Ab und an und momentan verstärkt trifft uns die Erkenntnis, dass das tatsächlich unser Leben ist und was eigentlich alles ge- und zerstört ist, wie ein Faustschlag in die Magengrube. Dann ist es mit sonst gut aufrechterhaltenen Distanz zur eigenen Geschichte vorbei. Dann werden auch die emotionalen Dimensionen dessen, was wir sonst „nur wissen“, deutlich. Wir wissen, dass wir wahrscheinlich nie ein unbeobachtetes Leben führen werden, dann aber fühlen wir wir es auch.
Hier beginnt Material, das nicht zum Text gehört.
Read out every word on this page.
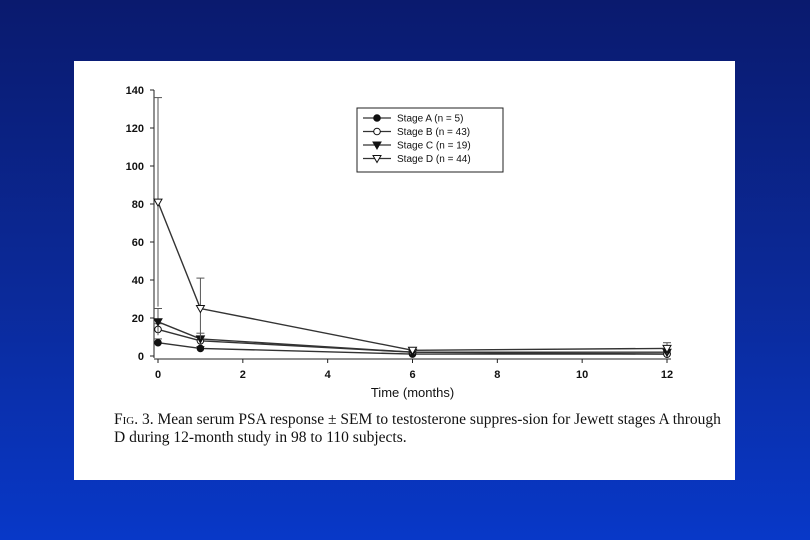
0
20
40
60
80
100
120
140
0	2	4	6	8	10	12
Time (months)
Stage A (n = 5)
Stage B (n = 43)
Stage C (n = 19)
Stage D (n = 44)

Fig. 3. Mean serum PSA response ± SEM to testosterone suppres-sion for Jewett stages A through D during 12-month study in 98 to 110 subjects.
Wir stecken gerade wieder in so einer Verarbeitungsphase. Das passiert in unregelmäßigen Abständen. Wir beschäftigen uns damit, wie es für uns war in unserer Herkunftsfamilie aufzuwachsen, wie sich systematische Folter und mind control auf der einen Seite und die Unberechenbarkeit der häuslichen Gewalt auf der anderen auf uns, unsere Wahrnehmung, unsere Denkstrukturen und unser Verhalten ausgewirkt hat. Wir erleben gerade lange verschüttete oder abgespaltene Emotionen, wenn auch eher in der „dritten oder vierten Reihe“, quasi im Hinterkopf, während man sich vorn versucht stabil zu halten und seinen (im Moment zugegebenermaßen sehr schönen) Alltag so gut es geht zu leben. Auch der Körper reagiert, „macht mit“. Wir erleben Furcht, Wut, Verwirrung und auch einige körperliche Schmerzen, die zu vergangenen Ereignisse gehören, wieder. Einige unserer Verhaltensmuster und verinnerlichten „Mantras“ werden uns deutlich. Wir verstehen ein wenig mehr.

In den stilleren Stunden wird all das noch deutlicher, noch plastischer, noch realer. Viel Schlaf gibt es so gerade nicht. Es ist erschreckend und wahrscheinlich würde ich hier durchdrehen, wenn ich nicht mittlerweile gelernt hätte, dass, bevor wir innerlich vollständig überflutet werden und zu ertrinken drohen, die altbewährten Schutzmechanismen greifen. Dissoziation, dein Fallschirm und dein Rettungsboot.